Des motards peignaient en rose la maison de ma mère décédée à 4 heures du matin et je n’en connaissais aucun

Nous avons planté les rosiers le long de la clôture au soleil du matin. Eddie a réparé le tuyau derrière le mur. Danny a construit le banc sous le chêne. Nous avons donné les vêtements de Ray et jeté sa veste verte.

J’ai rendu les livres de la bibliothèque. Mme Patterson, à l’accueil, m’a dit que l’amende de ma mère s’élevait à 47,60 $. Je l’ai payée. Elle a tamponné les livres, puis m’a expliqué que ma mère avait l’habitude de lire des histoires aux enfants à la bibliothèque tous les samedis matin.

Je ne le savais pas non plus.

Nous avons nettoyé le grenier jeudi. C’est là que j’ai trouvé les cartons.

Pas des cartons de déménagement. Des boîtes à chaussures. Douze. Étiquetées par année.

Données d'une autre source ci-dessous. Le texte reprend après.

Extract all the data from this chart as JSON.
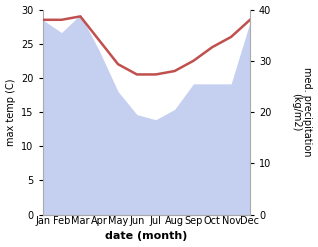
{
  "months": [
    "Jan",
    "Feb",
    "Mar",
    "Apr",
    "May",
    "Jun",
    "Jul",
    "Aug",
    "Sep",
    "Oct",
    "Nov",
    "Dec"
  ],
  "x": [
    0,
    1,
    2,
    3,
    4,
    5,
    6,
    7,
    8,
    9,
    10,
    11
  ],
  "max_temp": [
    28.5,
    28.5,
    29.0,
    25.5,
    22.0,
    20.5,
    20.5,
    21.0,
    22.5,
    24.5,
    26.0,
    28.5
  ],
  "precipitation_right": [
    38.0,
    35.5,
    39.0,
    32.0,
    24.0,
    19.5,
    18.5,
    20.5,
    25.5,
    25.5,
    25.5,
    37.5
  ],
  "temp_color": "#c0504d",
  "precip_fill_color": "#c5cff0",
  "temp_ylim": [
    0,
    30
  ],
  "precip_ylim": [
    0,
    40
  ],
  "temp_yticks": [
    0,
    5,
    10,
    15,
    20,
    25,
    30
  ],
  "precip_yticks": [
    0,
    10,
    20,
    30,
    40
  ],
  "xlabel": "date (month)",
  "ylabel_left": "max temp (C)",
  "ylabel_right": "med. precipitation\n(kg/m2)",
  "background_color": "#ffffff",
  "spine_color": "#aaaaaa",
  "tick_label_size": 7,
  "axis_label_size": 7,
  "xlabel_size": 8
}
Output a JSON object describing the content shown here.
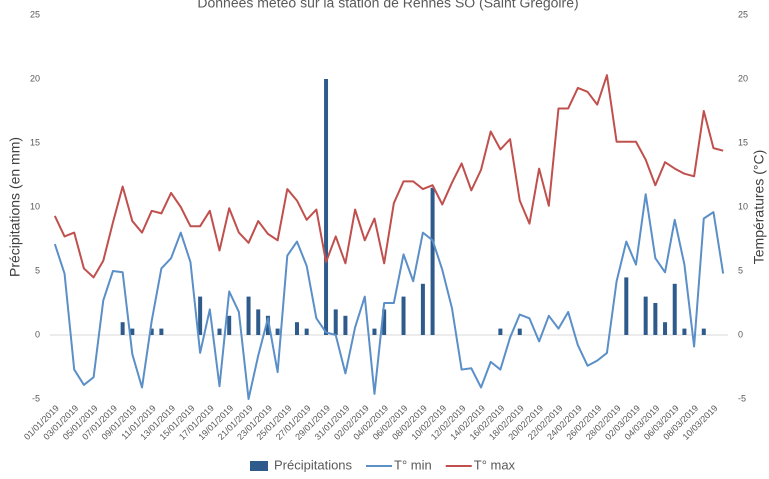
{
  "chart_data": {
    "type": "bar_line",
    "title": "Données météo sur la station de Rennes SO (Saint Grégoire)",
    "y_label": "Précipitations (en mm)",
    "y2_label": "Températures (°C)",
    "categories": [
      "01/01/2019",
      null,
      "03/01/2019",
      null,
      "05/01/2019",
      null,
      "07/01/2019",
      null,
      "09/01/2019",
      null,
      "11/01/2019",
      null,
      "13/01/2019",
      null,
      "15/01/2019",
      null,
      "17/01/2019",
      null,
      "19/01/2019",
      null,
      "21/01/2019",
      null,
      "23/01/2019",
      null,
      "25/01/2019",
      null,
      "27/01/2019",
      null,
      "29/01/2019",
      null,
      "31/01/2019",
      null,
      "02/02/2019",
      null,
      "04/02/2019",
      null,
      "06/02/2019",
      null,
      "08/02/2019",
      null,
      "10/02/2019",
      null,
      "12/02/2019",
      null,
      "14/02/2019",
      null,
      "16/02/2019",
      null,
      "18/02/2019",
      null,
      "20/02/2019",
      null,
      "22/02/2019",
      null,
      "24/02/2019",
      null,
      "26/02/2019",
      null,
      "28/02/2019",
      null,
      "02/03/2019",
      null,
      "04/03/2019",
      null,
      "06/03/2019",
      null,
      "08/03/2019",
      null,
      "10/03/2019",
      null
    ],
    "series": [
      {
        "name": "Précipitations",
        "kind": "bar",
        "color": "#2e5b8c",
        "values": [
          0,
          0,
          0,
          0,
          0,
          0,
          0,
          1,
          0.5,
          0,
          0.5,
          0.5,
          0,
          0,
          0,
          3,
          0,
          0.5,
          1.5,
          0,
          3,
          2,
          1.5,
          0.5,
          0,
          1,
          0.5,
          0,
          20,
          2,
          1.5,
          0,
          0,
          0.5,
          2,
          0,
          3,
          0,
          4,
          11.5,
          0,
          0,
          0,
          0,
          0,
          0,
          0.5,
          0,
          0.5,
          0,
          0,
          0,
          0,
          0,
          0,
          0,
          0,
          0,
          0,
          4.5,
          0,
          3,
          2.5,
          1,
          4,
          0.5,
          0,
          0.5,
          0,
          0
        ]
      },
      {
        "name": "T° min",
        "kind": "line",
        "axis": "y2",
        "color": "#5b8fc7",
        "values": [
          7.1,
          4.8,
          -2.7,
          -3.9,
          -3.3,
          2.7,
          5,
          4.9,
          -1.5,
          -4.1,
          1.1,
          5.2,
          6,
          8,
          5.7,
          -1.4,
          2,
          -4,
          3.4,
          1.8,
          -5,
          -1.6,
          1.3,
          -2.9,
          6.2,
          7.3,
          5.4,
          1.3,
          0.2,
          0,
          -3,
          0.6,
          3,
          -4.6,
          2.5,
          2.5,
          6.3,
          4.2,
          8,
          7.4,
          5.1,
          2.1,
          -2.7,
          -2.6,
          -4.1,
          -2.1,
          -2.7,
          -0.2,
          1.6,
          1.3,
          -0.5,
          1.5,
          0.5,
          1.8,
          -0.8,
          -2.4,
          -2,
          -1.4,
          4.2,
          7.3,
          5.5,
          11,
          6,
          4.9,
          9,
          5.5,
          -0.9,
          9.1,
          9.6,
          4.8
        ]
      },
      {
        "name": "T° max",
        "kind": "line",
        "axis": "y2",
        "color": "#c0504d",
        "values": [
          9.3,
          7.7,
          8,
          5.2,
          4.5,
          5.8,
          8.8,
          11.6,
          8.9,
          8,
          9.7,
          9.5,
          11.1,
          10,
          8.5,
          8.5,
          9.7,
          6.6,
          9.9,
          8,
          7.2,
          8.9,
          7.9,
          7.4,
          11.4,
          10.5,
          9,
          9.8,
          5.7,
          7.7,
          5.6,
          9.8,
          7.4,
          9.1,
          5.6,
          10.3,
          12,
          12,
          11.4,
          11.7,
          10.2,
          11.9,
          13.4,
          11.3,
          12.9,
          15.9,
          14.5,
          15.3,
          10.5,
          8.7,
          13,
          10.1,
          17.7,
          17.7,
          19.3,
          19,
          18,
          20.3,
          15.1,
          15.1,
          15.1,
          13.7,
          11.7,
          13.5,
          13,
          12.6,
          12.4,
          17.5,
          14.6,
          14.4
        ]
      }
    ],
    "ylim": [
      -5,
      25
    ],
    "yticks": [
      -5,
      0,
      5,
      10,
      15,
      20,
      25
    ],
    "y2lim": [
      -5,
      25
    ],
    "y2ticks": [
      -5,
      0,
      5,
      10,
      15,
      20,
      25
    ],
    "legend": "bottom"
  }
}
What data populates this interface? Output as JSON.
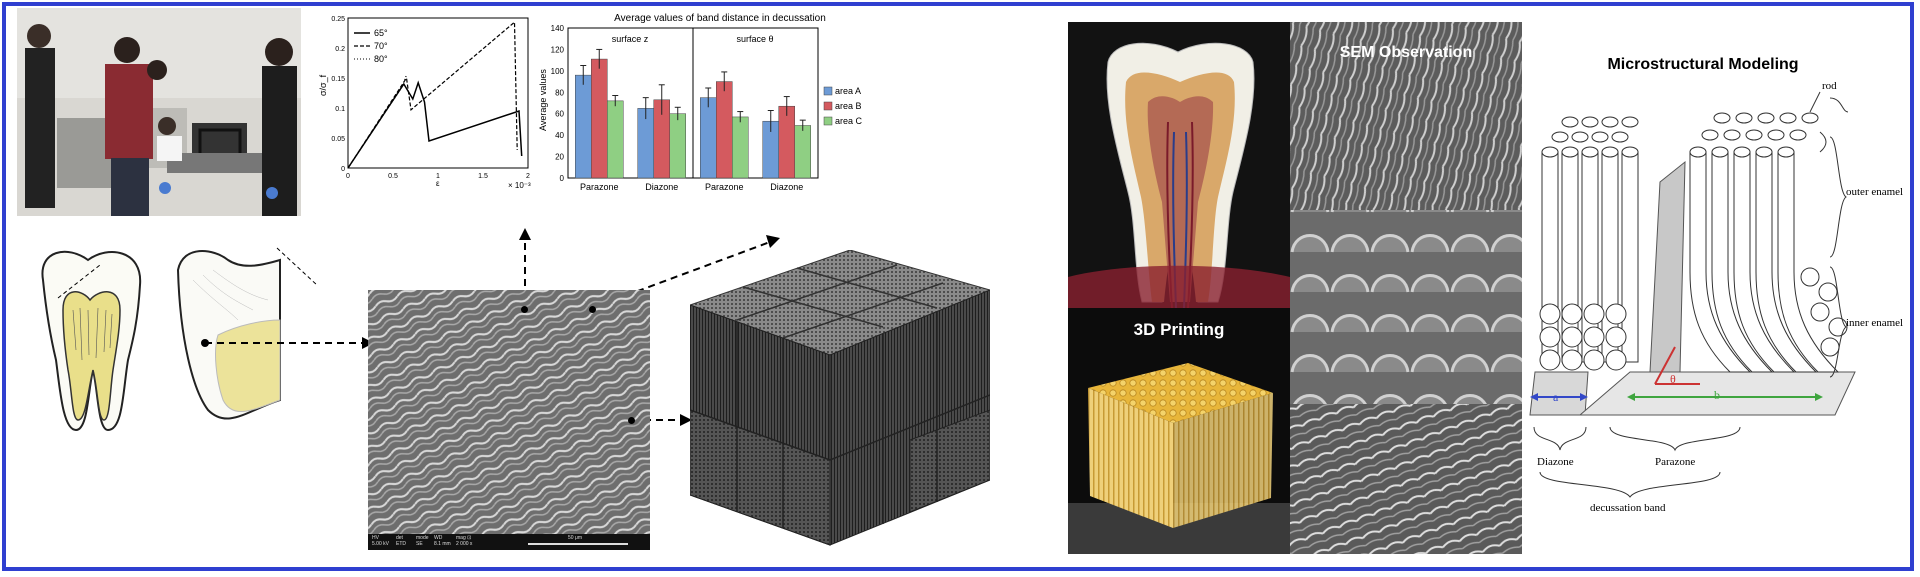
{
  "colors": {
    "frame": "#2f3fd0",
    "bar_area_a": "#6d9bd6",
    "bar_area_b": "#d45a5f",
    "bar_area_c": "#8fcf83",
    "dentin_yellow": "#e7de8a",
    "print_yellow": "#e8b63a",
    "modeling_arrow_blue": "#3348c8",
    "modeling_arrow_green": "#3fa53f",
    "modeling_arrow_red": "#cc3333"
  },
  "icons": [
    "lab-photo",
    "tooth-sketch",
    "sem-micrograph",
    "cube-model",
    "tooth-cross-section",
    "printed-cube",
    "rod-model"
  ],
  "stress_chart": {
    "legend": [
      "65°",
      "70°",
      "80°"
    ],
    "ylabel": "σ/σ_f",
    "xlabel": "ε",
    "x_multiplier": "× 10⁻³",
    "x_ticks": [
      "0",
      "0.5",
      "1",
      "1.5",
      "2"
    ],
    "y_ticks": [
      "0",
      "0.05",
      "0.1",
      "0.15",
      "0.2",
      "0.25"
    ]
  },
  "bar_chart": {
    "title": "Average values of band distance in decussation",
    "ylabel": "Average values",
    "panels": [
      "surface z",
      "surface θ"
    ],
    "categories": [
      "Parazone",
      "Diazone",
      "Parazone",
      "Diazone"
    ],
    "y_ticks": [
      "0",
      "20",
      "40",
      "60",
      "80",
      "100",
      "120",
      "140"
    ],
    "legend": [
      "area A",
      "area B",
      "area C"
    ]
  },
  "sem_scalebar": {
    "headers": [
      "HV",
      "det",
      "mode",
      "WD",
      "mag ⊡"
    ],
    "values": [
      "5.00 kV",
      "ETD",
      "SE",
      "8.1 mm",
      "2 000 x"
    ],
    "scale": "50 μm"
  },
  "right_panel": {
    "sem_title": "SEM Observation",
    "printing_title": "3D Printing",
    "modeling_title": "Microstructural Modeling",
    "labels": {
      "rod": "rod",
      "outer": "outer enamel",
      "inner": "inner enamel",
      "diazone": "Diazone",
      "parazone": "Parazone",
      "band": "decussation band",
      "a": "a",
      "b": "b",
      "theta": "θ"
    }
  },
  "chart_data": [
    {
      "type": "line",
      "title": "",
      "xlabel": "ε",
      "ylabel": "σ/σ_f",
      "xlim": [
        0,
        2
      ],
      "ylim": [
        0,
        0.25
      ],
      "series": [
        {
          "name": "65°",
          "x": [
            0,
            0.62,
            0.72,
            0.78,
            0.85,
            0.9,
            1.9,
            1.93
          ],
          "y": [
            0,
            0.14,
            0.115,
            0.142,
            0.11,
            0.045,
            0.095,
            0.02
          ]
        },
        {
          "name": "70°",
          "x": [
            0,
            0.65,
            0.7,
            1.85,
            1.88
          ],
          "y": [
            0,
            0.15,
            0.097,
            0.243,
            0.03
          ]
        },
        {
          "name": "80°",
          "x": [
            0,
            0.6,
            0.65
          ],
          "y": [
            0,
            0.135,
            0.155
          ]
        }
      ]
    },
    {
      "type": "bar",
      "title": "Average values of band distance in decussation",
      "ylabel": "Average values",
      "ylim": [
        0,
        140
      ],
      "categories": [
        "Parazone",
        "Diazone",
        "Parazone",
        "Diazone"
      ],
      "series": [
        {
          "name": "area A",
          "values": [
            96,
            65,
            75,
            53
          ],
          "errors": [
            9,
            10,
            9,
            10
          ]
        },
        {
          "name": "area B",
          "values": [
            111,
            73,
            90,
            67
          ],
          "errors": [
            9,
            14,
            9,
            9
          ]
        },
        {
          "name": "area C",
          "values": [
            72,
            60,
            57,
            49
          ],
          "errors": [
            5,
            6,
            5,
            5
          ]
        }
      ]
    }
  ]
}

En commençant par l’année où j’ai quitté la maison.

J’ai ouvert le premier. À l’intérieur, il y avait des photos, des impressions de mes publications sur les réseaux sociaux, un article de journal annonçant ma promotion, le menu du restaurant que je gérais et un prospectus d’un événement caritatif que j’avais organisé.

Chaque boîte était identique. Année après année. Tout ce que j’avais publié en ligne, tout ce qu’elle avait pu trouver sur ma vie, imprimé et conservé.

Des cartes d’anniversaire écrites mais jamais envoyées. Des lettres commencées mais jamais terminées. Des notes griffonnées dans les marges de coupures de journaux. « Si fière d’elle. » « Elle a l’air heureuse. » « Ma belle fille. »

Douze années à observer sa fille de loin. À conserver précieusement chaque miette. Trop timide pour lui tendre la main, trop fière pour supplier, mais sans jamais détourner le regard.

Walt m’a trouvé dans le grenier, entouré de cartons ouverts. Il n’a rien dit. Il s’est juste assis sur une vieille malle et a attendu.

« Elle me surveillait tout le temps », ai-je dit.

« Elle n’a jamais cessé. »

« Pourquoi n’a-t-elle rien dit ? Pourquoi n’a-t-elle pas insisté ? »

« Oui, elle l’a fait. À sa manière. Elle vous appelait tous les mois. »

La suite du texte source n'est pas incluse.